Practicalities matter to riders more than governance charts, so the agencies have published concrete examples. A Busan bus → LRT → Gimhae bus trip that would cost 4,600 won as three separate fares fell to 2,300 won under the old transfer regime and will now settle at 1,600 won with the surcharge removed—700 won saved on a single chain. A Busan bus → Yangsan bus → Busan express bus sequence that priced at 5,100 won as separate trips came to 2,600 won with the former transfer policy and will now be 2,100 won, a 500 won reduction. The rules are uniform: a 30-minute transfer window, eligibility for up to two intercity transfers, and automatic application to all cards.
This is not the relaunch of the shelved “special union” proposal that once grouped Busan, Ulsan, and South Gyeongsang under a single framework. Nor is it a blanket program for all of Gyeongsangnam-do. It is a discrete, implement-now measure that fits a corridor where the administrative boundary is crossed most frequently and where small fare frictions produced the greatest cumulative cost for households. Officials in Busan describe it as a commuter-first fix for a real and measurable pain point; officials in Gyeongsangnam-do frame it as an inter-municipal service improvement that does not require re-drawing lines or re-writing statutes.
Whether the numbers work over time will depend on ridership and funding. Eliminating the surcharge removes a dependable revenue stream. The three governments say they will make up the difference from their budgets while they monitor changes in boardings and net operating results. If transfers rise as expected, part of the lost surcharge may be absorbed by base-fare demand. If they do not, more formal support—through provincial or national transport grants—will be needed to keep the operators whole.

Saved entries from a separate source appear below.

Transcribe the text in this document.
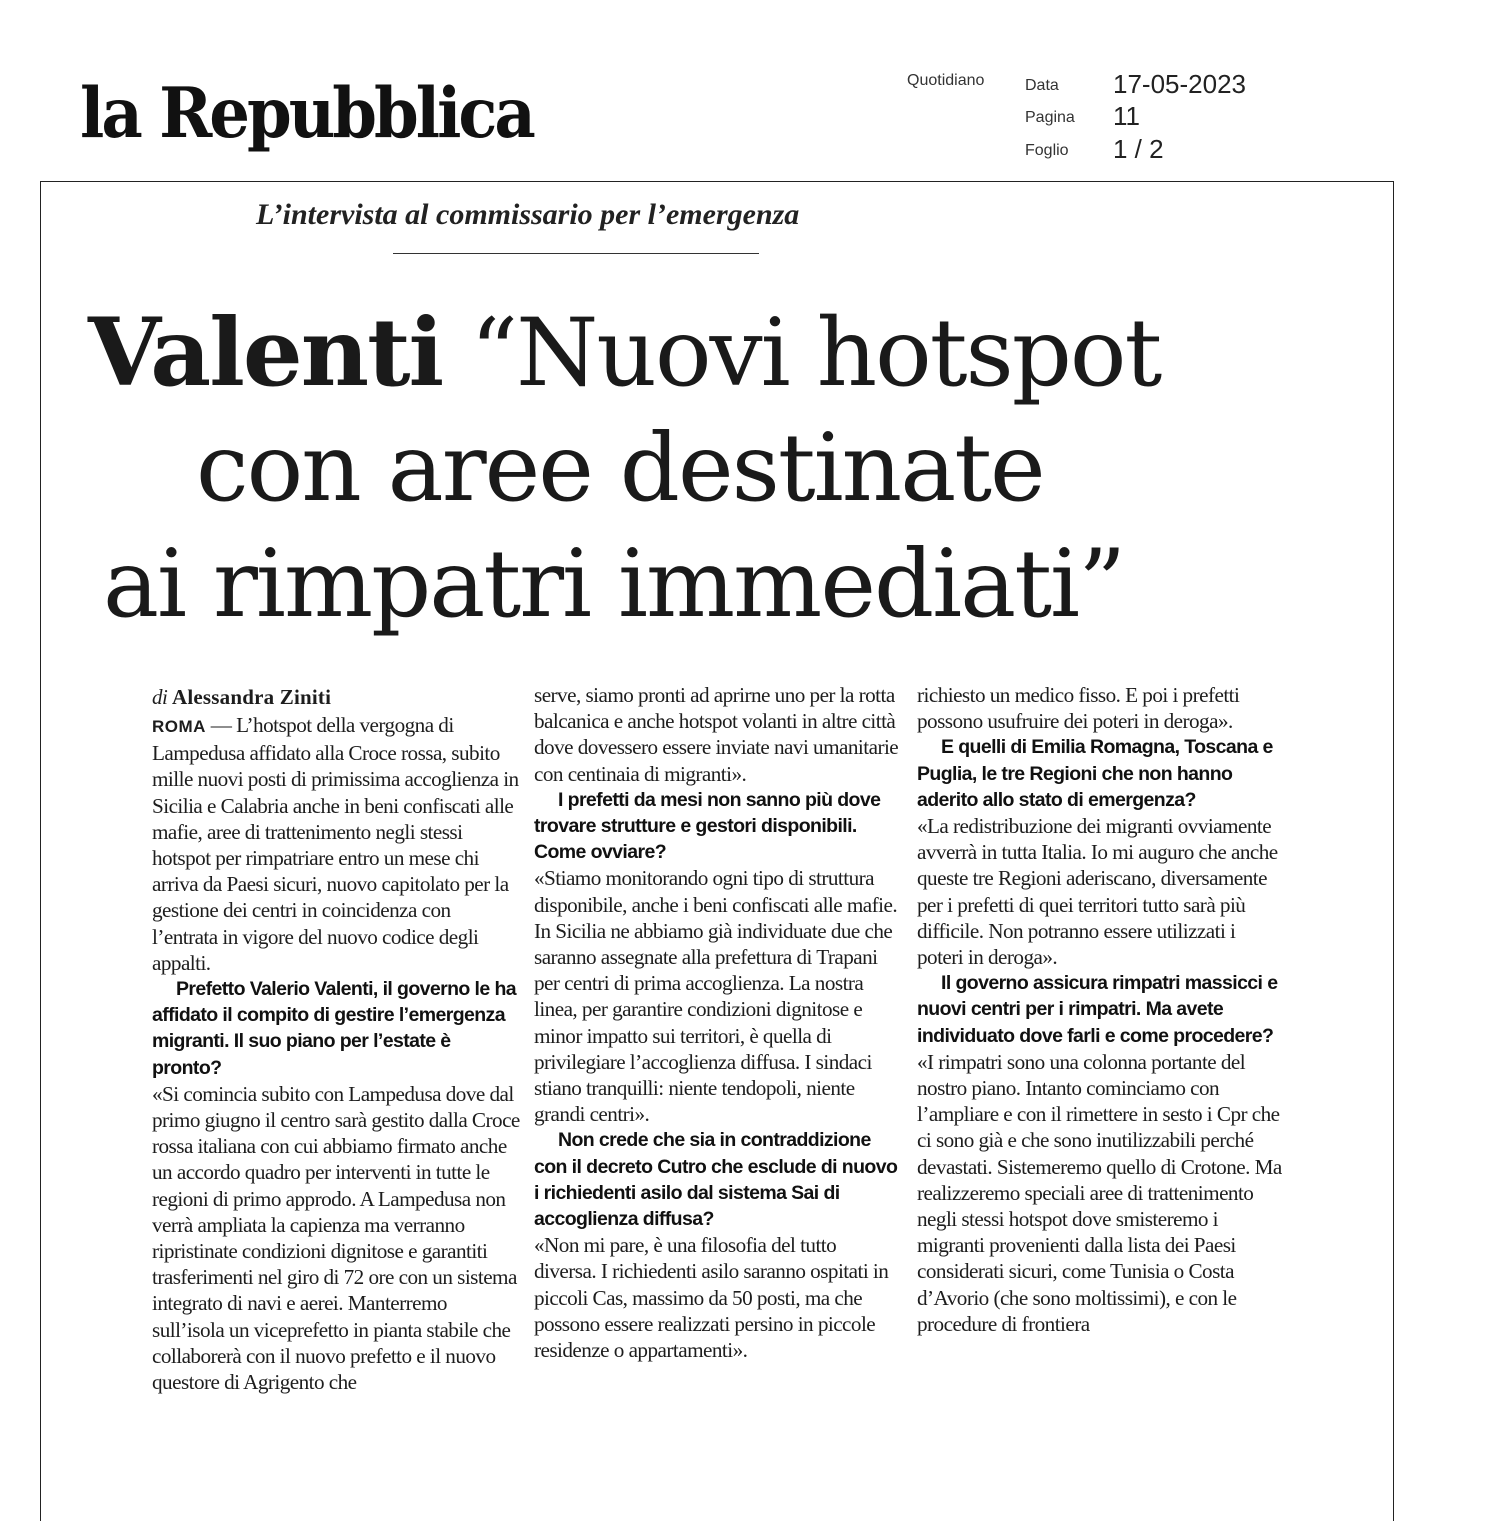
la Repubblica	Quotidiano	Data
Pagina
Foglio
17-05-2023
11
1 / 2
L’intervista al commissario per l’emergenza
Valenti “Nuovi hotspot
con aree destinate
ai rimpatri immediati”
di Alessandra Ziniti

ROMA — L’hotspot della vergogna di Lampedusa affidato alla Croce rossa, subito mille nuovi posti di primissima accoglienza in Sicilia e Calabria anche in beni confiscati alle mafie, aree di trattenimento negli stessi hotspot per rimpatriare entro un mese chi arriva da Paesi sicuri, nuovo capitolato per la gestione dei centri in coincidenza con l’entrata in vigore del nuovo codice degli appalti.

Prefetto Valerio Valenti, il governo le ha affidato il compito di gestire l’emergenza migranti. Il suo piano per l’estate è pronto?

«Si comincia subito con Lampedusa dove dal primo giugno il centro sarà gestito dalla Croce rossa italiana con cui abbiamo firmato anche un accordo quadro per interventi in tutte le regioni di primo approdo. A Lampedusa non verrà ampliata la capienza ma verranno ripristinate condizioni dignitose e garantiti trasferimenti nel giro di 72 ore con un sistema integrato di navi e aerei. Manterremo sull’isola un viceprefetto in pianta stabile che collaborerà con il nuovo prefetto e il nuovo questore di Agrigento che

serve, siamo pronti ad aprirne uno per la rotta balcanica e anche hotspot volanti in altre città dove dovessero essere inviate navi umanitarie con centinaia di migranti».

I prefetti da mesi non sanno più dove trovare strutture e gestori disponibili. Come ovviare?

«Stiamo monitorando ogni tipo di struttura disponibile, anche i beni confiscati alle mafie. In Sicilia ne abbiamo già individuate due che saranno assegnate alla prefettura di Trapani per centri di prima accoglienza. La nostra linea, per garantire condizioni dignitose e minor impatto sui territori, è quella di privilegiare l’accoglienza diffusa. I sindaci stiano tranquilli: niente tendopoli, niente grandi centri».

Non crede che sia in contraddizione con il decreto Cutro che esclude di nuovo i richiedenti asilo dal sistema Sai di accoglienza diffusa?

«Non mi pare, è una filosofia del tutto diversa. I richiedenti asilo saranno ospitati in piccoli Cas, massimo da 50 posti, ma che possono essere realizzati persino in piccole residenze o appartamenti».

richiesto un medico fisso. E poi i prefetti possono usufruire dei poteri in deroga».

E quelli di Emilia Romagna, Toscana e Puglia, le tre Regioni che non hanno aderito allo stato di emergenza?

«La redistribuzione dei migranti ovviamente avverrà in tutta Italia. Io mi auguro che anche queste tre Regioni aderiscano, diversamente per i prefetti di quei territori tutto sarà più difficile. Non potranno essere utilizzati i poteri in deroga».

Il governo assicura rimpatri massicci e nuovi centri per i rimpatri. Ma avete individuato dove farli e come procedere?

«I rimpatri sono una colonna portante del nostro piano. Intanto cominciamo con l’ampliare e con il rimettere in sesto i Cpr che ci sono già e che sono inutilizzabili perché devastati. Sistemeremo quello di Crotone. Ma realizzeremo speciali aree di trattenimento negli stessi hotspot dove smisteremo i migranti provenienti dalla lista dei Paesi considerati sicuri, come Tunisia o Costa d’Avorio (che sono moltissimi), e con le procedure di frontiera
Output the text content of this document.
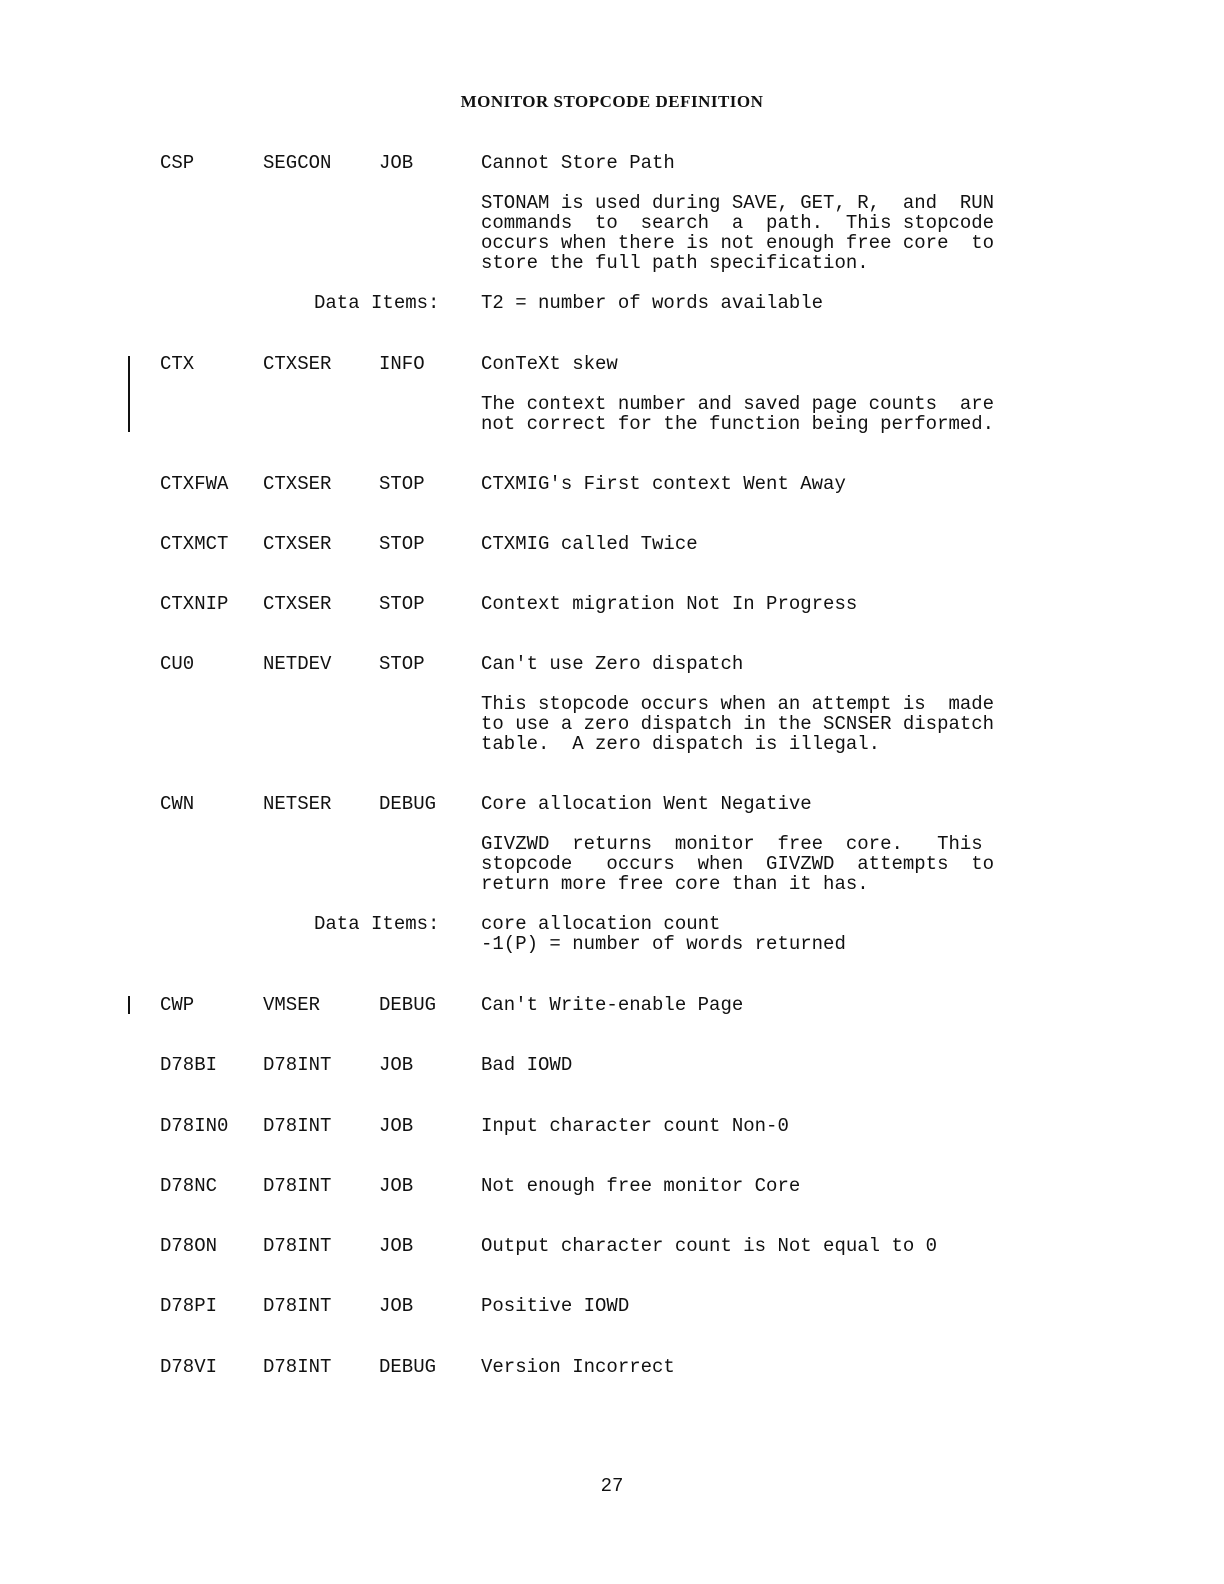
MONITOR STOPCODE DEFINITION
CSP	SEGCON	JOB	Cannot Store Path
STONAM is used during SAVE, GET, R,  and  RUN
commands  to  search  a  path.  This stopcode
occurs when there is not enough free core  to
store the full path specification.
Data Items: T2 = number of words available
CTX	CTXSER	INFO	ConTeXt skew
The context number and saved page counts  are
not correct for the function being performed.
CTXFWA CTXSER	STOP	CTXMIG's First context Went Away
CTXMCT CTXSER	STOP	CTXMIG called Twice
CTXNIP CTXSER	STOP	Context migration Not In Progress
CU0	NETDEV	STOP	Can't use Zero dispatch
This stopcode occurs when an attempt is  made
to use a zero dispatch in the SCNSER dispatch
table.  A zero dispatch is illegal.
CWN	NETSER	DEBUG Core allocation Went Negative
GIVZWD  returns  monitor  free  core.   This
stopcode   occurs  when  GIVZWD  attempts  to
return more free core than it has.
Data Items: core allocation count
-1(P) = number of words returned
CWP	VMSER	DEBUG Can't Write-enable Page
D78BI D78INT	JOB	Bad IOWD
D78IN0 D78INT	JOB	Input character count Non-0
D78NC D78INT	JOB	Not enough free monitor Core
D78ON D78INT	JOB	Output character count is Not equal to 0
D78PI D78INT	JOB	Positive IOWD
D78VI D78INT	DEBUG Version Incorrect
27
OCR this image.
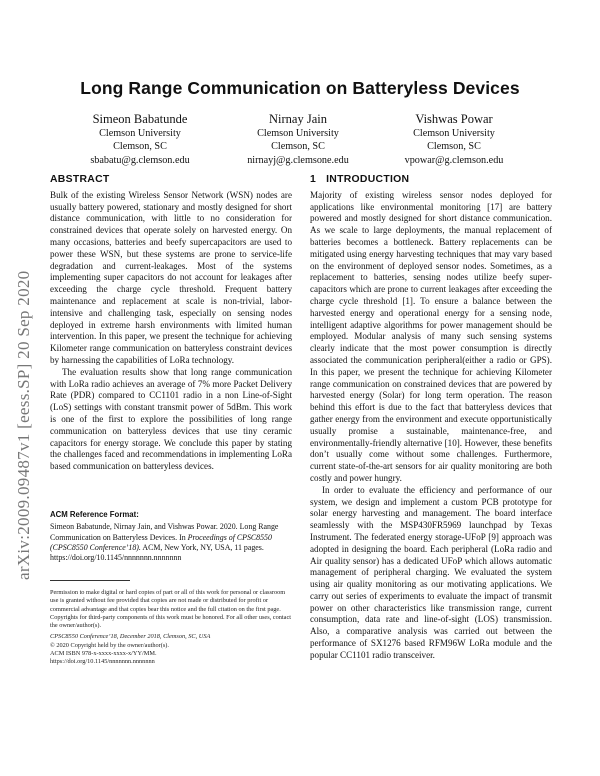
Long Range Communication on Batteryless Devices
Simeon Babatunde
Clemson University
Clemson, SC
sbabatu@g.clemson.edu
Nirnay Jain
Clemson University
Clemson, SC
nirnayj@g.clemsone.edu
Vishwas Powar
Clemson University
Clemson, SC
vpowar@g.clemson.edu
arXiv:2009.09487v1 [eess.SP] 20 Sep 2020
ABSTRACT

Bulk of the existing Wireless Sensor Network (WSN) nodes are usually battery powered, stationary and mostly designed for short distance communication, with little to no consideration for constrained devices that operate solely on harvested energy. On many occasions, batteries and beefy supercapacitors are used to power these WSN, but these systems are prone to service-life degradation and current-leakages. Most of the systems implementing super capacitors do not account for leakages after exceeding the charge cycle threshold. Frequent battery maintenance and replacement at scale is non-trivial, labor-intensive and challenging task, especially on sensing nodes deployed in extreme harsh environments with limited human intervention. In this paper, we present the technique for achieving Kilometer range communication on batteryless constraint devices by harnessing the capabilities of LoRa technology.

The evaluation results show that long range communication with LoRa radio achieves an average of 7% more Packet Delivery Rate (PDR) compared to CC1101 radio in a non Line-of-Sight (LoS) settings with constant transmit power of 5dBm. This work is one of the first to explore the possibilities of long range communication on batteryless devices that use tiny ceramic capacitors for energy storage. We conclude this paper by stating the challenges faced and recommendations in implementing LoRa based communication on batteryless devices.

ACM Reference Format:
Simeon Babatunde, Nirnay Jain, and Vishwas Powar. 2020. Long Range Communication on Batteryless Devices. In Proceedings of CPSC8550 (CPSC8550 Conference’18). ACM, New York, NY, USA, 11 pages. https://doi.org/10.1145/nnnnnnn.nnnnnnn

Permission to make digital or hard copies of part or all of this work for personal or classroom use is granted without fee provided that copies are not made or distributed for profit or commercial advantage and that copies bear this notice and the full citation on the first page. Copyrights for third-party components of this work must be honored. For all other uses, contact the owner/author(s).

CPSC8550 Conference’18, December 2018, Clemson, SC, USA

© 2020 Copyright held by the owner/author(s).

ACM ISBN 978-x-xxxx-xxxx-x/YY/MM.

https://doi.org/10.1145/nnnnnnn.nnnnnnn

1 INTRODUCTION

Majority of existing wireless sensor nodes deployed for applications like environmental monitoring [17] are battery powered and mostly designed for short distance communication. As we scale to large deployments, the manual replacement of batteries becomes a bottleneck. Battery replacements can be mitigated using energy harvesting techniques that may vary based on the environment of deployed sensor nodes. Sometimes, as a replacement to batteries, sensing nodes utilize beefy super-capacitors which are prone to current leakages after exceeding the charge cycle threshold [1]. To ensure a balance between the harvested energy and operational energy for a sensing node, intelligent adaptive algorithms for power management should be employed. Modular analysis of many such sensing systems clearly indicate that the most power consumption is directly associated the communication peripheral(either a radio or GPS). In this paper, we present the technique for achieving Kilometer range communication on constrained devices that are powered by harvested energy (Solar) for long term operation. The reason behind this effort is due to the fact that batteryless devices that gather energy from the environment and execute opportunistically usually promise a sustainable, maintenance-free, and environmentally-friendly alternative [10]. However, these benefits don’t usually come without some challenges. Furthermore, current state-of-the-art sensors for air quality monitoring are both costly and power hungry.

In order to evaluate the efficiency and performance of our system, we design and implement a custom PCB prototype for solar energy harvesting and management. The board interface seamlessly with the MSP430FR5969 launchpad by Texas Instrument. The federated energy storage-UFoP [9] approach was adopted in designing the board. Each peripheral (LoRa radio and Air quality sensor) has a dedicated UFoP which allows automatic management of peripheral charging. We evaluated the system using air quality monitoring as our motivating applications. We carry out series of experiments to evaluate the impact of transmit power on other characteristics like transmission range, current consumption, data rate and line-of-sight (LOS) transmission. Also, a comparative analysis was carried out between the performance of SX1276 based RFM96W LoRa module and the popular CC1101 radio transceiver.
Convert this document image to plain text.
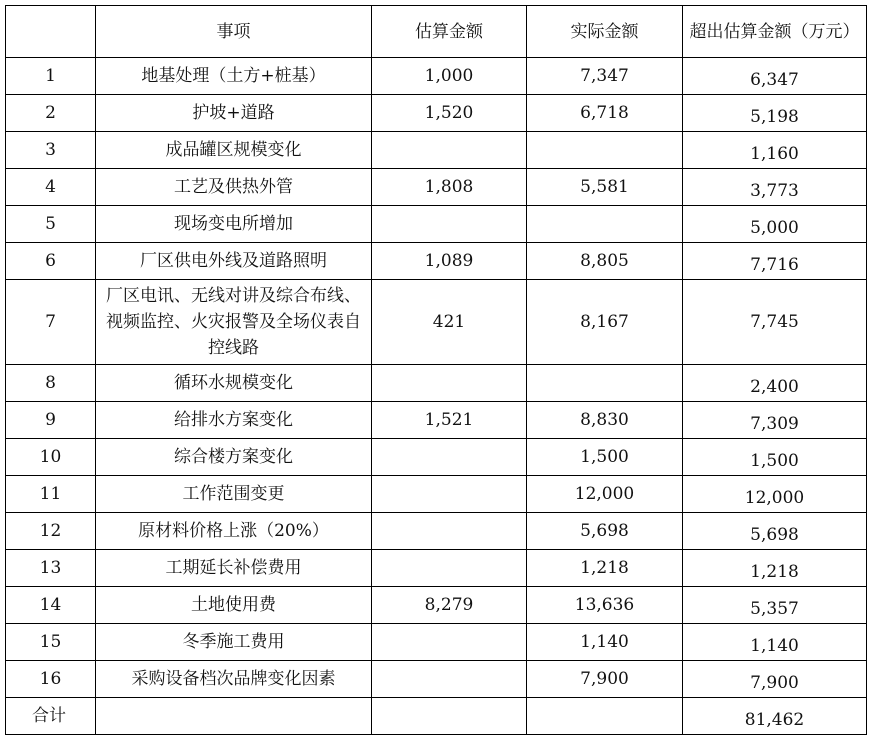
	事项	估算金额	实际金额	超出估算金额（万元）
1	地基处理（土方+桩基）	1,000	7,347	6,347
2	护坡+道路	1,520	6,718	5,198
3	成品罐区规模变化			1,160
4	工艺及供热外管	1,808	5,581	3,773
5	现场变电所增加			5,000
6	厂区供电外线及道路照明	1,089	8,805	7,716
7	厂区电讯、无线对讲及综合布线、视频监控、火灾报警及全场仪表自控线路	421	8,167	7,745
8	循环水规模变化			2,400
9	给排水方案变化	1,521	8,830	7,309
10	综合楼方案变化		1,500	1,500
11	工作范围变更		12,000	12,000
12	原材料价格上涨（20%）		5,698	5,698
13	工期延长补偿费用		1,218	1,218
14	土地使用费	8,279	13,636	5,357
15	冬季施工费用		1,140	1,140
16	采购设备档次品牌变化因素		7,900	7,900
合计				81,462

For now, the correction is clear on the ground. On September 19, a rider moving from a Busan bus to the LRT and on to a Gimhae or Yangsan bus no longer pays a premium for crossing a line on a map. The decision reflects how the labor and education markets in this corner of the country already function: metropolitan Busan on one side, two smaller cities in Gyeongsangnam-do on the other, stitched together by daily trips rather than by a single charter.